Bodzinko ja mam pudełka po herbatkach i na priva już ci chciałam pisać, ale chciałam pozbierać tego więcej i tobie przesłać
Sarka ja już miałam bolesne dni, nie wiem czy to była owulacja na pewno bo ja na razie jeszcze się gubię w tym czasie poporodowym, ale ból był taki jak by mi jajniki wyrywano... no a sen oby nie proroczy bo by znaczyło że miałabyś baaardzo ciężko... no i Milenka musiałaby pójść na drugi plan...
 
Ostatnia edycja:
Sarka -na pewno się nie ziści!! przynajmniej dopóki nie będziesz chciała:-)

Bodzinko- no to podobne gusta literackie mamy:))też lubię takie książki, przy których można się odprężyć:tak: uwielbiam A Christie - jeśli chodzi o kryminały. Ale też Cobena, Kinga, Wiśniewskiego, no i oczywiście Carrolla:tak:

Maciuś długo śpi w nocy, za to w dzień nie za dużo:no: właśnie się obudził, a zasnął 20 min temu:baffled:
a do tego wcześniej jak się budził, to wcale nie płakał, a teraz od razy ryk:wściekła/y::wściekła/y: no to lecę
 
Wrublik u nas na szczescie trzeba się rejestrowac w dzień szczepienia. I ja zawsze dzwonie więc nie poszłam...Ja ide bezpłatnymi szczepionkami wiec w ogóle paranoja..Podobno zabraklo w sanepidzie:szok: To ja poczekam mam jeszcze pare. Jaka leniwa się zrobiłam ostatnio to kosmos. w domu burdel a ja kawe pije....
 
My jutro mamy szczepienie - 6w1 i rota, mam pytanko - czy uzywał ktos tych plastrów bądź maści znieczulającej EMLA?
 
reklama
wiecie że takim maluszkom krew się pobiera ze stópki? :confused: a myślałam że już z żyły, no bo przecież wenflon jakoś potrafią założyć ale krwi pobrać już nie da się...
Da się, da, tylko trzeba umieć i się trochę wysilić, a im się nie chce i pobierają z główki albo stópki etc. Ja pracowałam kiedyś z pielęgniarką ze szpitala dziecięcego i nawet noworodkom pobierała z rączki.

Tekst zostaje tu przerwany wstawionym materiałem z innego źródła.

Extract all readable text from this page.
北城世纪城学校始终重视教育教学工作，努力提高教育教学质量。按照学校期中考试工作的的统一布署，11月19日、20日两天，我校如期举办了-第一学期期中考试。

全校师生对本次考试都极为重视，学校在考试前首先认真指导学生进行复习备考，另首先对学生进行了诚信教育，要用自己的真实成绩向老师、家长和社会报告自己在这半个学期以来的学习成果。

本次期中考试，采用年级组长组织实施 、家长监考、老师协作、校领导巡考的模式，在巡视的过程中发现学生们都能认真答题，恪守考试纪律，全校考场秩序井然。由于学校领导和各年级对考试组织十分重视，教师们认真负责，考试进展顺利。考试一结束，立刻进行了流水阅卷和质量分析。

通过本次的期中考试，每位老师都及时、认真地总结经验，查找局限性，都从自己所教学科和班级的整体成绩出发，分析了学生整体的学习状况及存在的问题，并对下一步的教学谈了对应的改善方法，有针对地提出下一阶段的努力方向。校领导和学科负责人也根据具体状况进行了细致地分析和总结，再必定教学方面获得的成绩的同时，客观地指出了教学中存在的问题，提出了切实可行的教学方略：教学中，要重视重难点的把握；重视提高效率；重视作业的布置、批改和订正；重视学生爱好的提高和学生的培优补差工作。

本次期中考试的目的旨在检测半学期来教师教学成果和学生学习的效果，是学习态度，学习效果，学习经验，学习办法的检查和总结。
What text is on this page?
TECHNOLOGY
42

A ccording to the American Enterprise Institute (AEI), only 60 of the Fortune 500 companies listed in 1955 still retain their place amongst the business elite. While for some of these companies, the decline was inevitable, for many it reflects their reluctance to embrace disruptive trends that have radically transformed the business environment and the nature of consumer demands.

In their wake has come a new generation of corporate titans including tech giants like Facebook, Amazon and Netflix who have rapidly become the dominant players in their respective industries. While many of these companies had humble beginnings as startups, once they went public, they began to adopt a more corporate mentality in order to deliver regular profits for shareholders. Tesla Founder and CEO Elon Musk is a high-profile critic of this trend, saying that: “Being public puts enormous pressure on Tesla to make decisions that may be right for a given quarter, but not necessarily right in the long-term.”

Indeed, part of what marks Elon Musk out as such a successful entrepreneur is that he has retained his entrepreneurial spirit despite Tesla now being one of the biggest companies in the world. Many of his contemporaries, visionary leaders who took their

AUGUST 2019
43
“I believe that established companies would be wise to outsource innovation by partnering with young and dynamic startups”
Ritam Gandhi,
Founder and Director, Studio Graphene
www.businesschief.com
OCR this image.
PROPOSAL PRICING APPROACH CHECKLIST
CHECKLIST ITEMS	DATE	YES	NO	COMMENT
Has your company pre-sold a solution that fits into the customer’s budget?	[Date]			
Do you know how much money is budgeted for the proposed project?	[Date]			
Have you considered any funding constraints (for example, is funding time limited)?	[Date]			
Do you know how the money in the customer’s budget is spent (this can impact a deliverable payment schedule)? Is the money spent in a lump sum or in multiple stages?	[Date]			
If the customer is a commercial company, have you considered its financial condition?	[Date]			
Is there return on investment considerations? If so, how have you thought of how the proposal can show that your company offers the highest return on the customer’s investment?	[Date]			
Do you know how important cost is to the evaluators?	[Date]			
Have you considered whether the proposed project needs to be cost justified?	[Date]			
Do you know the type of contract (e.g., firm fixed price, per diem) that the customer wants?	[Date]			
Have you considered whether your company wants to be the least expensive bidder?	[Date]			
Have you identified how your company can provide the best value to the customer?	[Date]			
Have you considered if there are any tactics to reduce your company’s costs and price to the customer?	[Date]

Witam się w ten ponury dzień;)
Trzeci dzień boli mnie w spojeniu i wczoraj pobolewały jajniki, wg. obliczeń może to być owulacja....miałyście juz taką ":odczuwalną" schizy mam takie, że az dziś mi sie sniło jak na jawie że jestem w ciązy tak jak tu i teray majac malutk Milenkę że jestem w ciąży...z blizniakami!:szok: i ze dowiedziałam sie o tym tuż przed terminem porodu i jeszcze sobie uświadomiłam ze blizniaki przeciez rodzą się zazwyczaj wczesniej wię ja urodzę lada moment, matko ale sie napłakałam w tym snie:-D....chyba się nie ziści co:shocked2:
Sarka - ja odczuwam owulację od 2. cyklu, także nie martw się;-) Sen, fajny, Antylopka by się ucieszyła:-D

Ja robilam golonke ale z glowy :-)
Eeeee, to się chyba głowizna nazywa :-D

Dzień dobry, tak w ogóle.
Temat książkowy, :-) asjaa - przez wiele lat Kraina Chichów była moją ulubioną książką, czytałam z 6 razy, Kinga też lubię, ale starsze pozycje.